Homemade Bolognese Sauce
Adapted from a Food & Wine recipe.
  • 1 pound ground beef or veal (or half pound of each)
  • 2 slices of bacon, minced
  • 2 tablespoons olive oil
  • ½ cup minced carrot
  • ½ cup minced celery
  • ½ cup minced onion
  • 2 garlic cloves, minced or pushed through a garlic press
  • Kosher salt
  • ½ teaspoon ground sage
  • ½ teaspoon dried parsley
  • 1 bay leaf
  • 2 teaspoons dried oregano
  • 1 teaspoon dried basil OR 1 tablespoon fresh basil (chiffonade)
  • 1 cup dry red wine
  • 2 15-ounce cans petite diced tomatoes
  • 1 cup chicken broth
  • ¾ cup cream
  • Pepper
  • Optional: 4 tablespoons tomato paste (I added this to the recipe after making it many times, see directions below for notes)
  1. In a large cast-iron casserole (or pot), cook minced bacon in the olive oil over medium heat, for about 5 minutes until bacon is well cooked, stirring occasionally.
  2. Add the carrots, celery, and onion. Sprinkle evenly with a pinch of salt and cook over medium heat about 5 minutes. Add the fresh garlic and stir.
  3. Add the ground meat along with the sage, parsley, bay leaf and oregano. If using dried basil, add that now as well. Season evenly with a few pinches of salt. Cook until meat is cooked through and no longer pink, stirring regularly.
  4. Add the wine and cook until the wine has reduced significantly, about 3-5 minutes. Add UNdrained tomatoes and cook until liquid is reduced by about half, around 5 minutes.
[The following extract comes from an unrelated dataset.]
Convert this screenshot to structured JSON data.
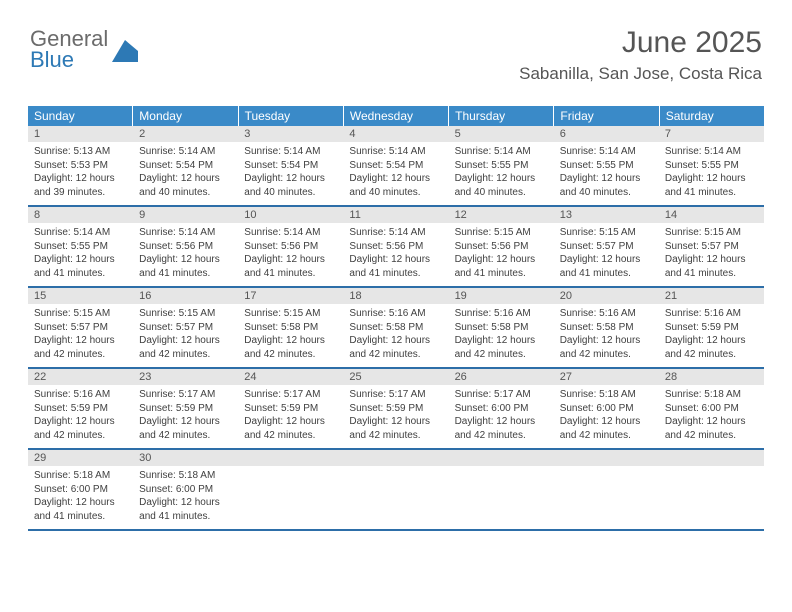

  5. Add the chicken stock and bring to a simmer over medium-high heat. At this point if you are using tomato paste, add that as well. (Note: originally I did not have tomato paste in the recipe. The sauce base originally came out with more of a broth consistency - still unbelievably tasty, but you have to serve the pasta in a bowl. This last time I added tomato paste and it helped to thicken the sauce base up and the flavor remained the same. I will be using the tomato paste in this recipe from now on).
  6. Reduce heat to medium-low and simmer gently for about 10 minutes.
  7. Remove the bay leaf. Add the cream and, if using fresh basil, the basil. Stir and add salt to taste if needed. Finish off with a few shakes of pepper.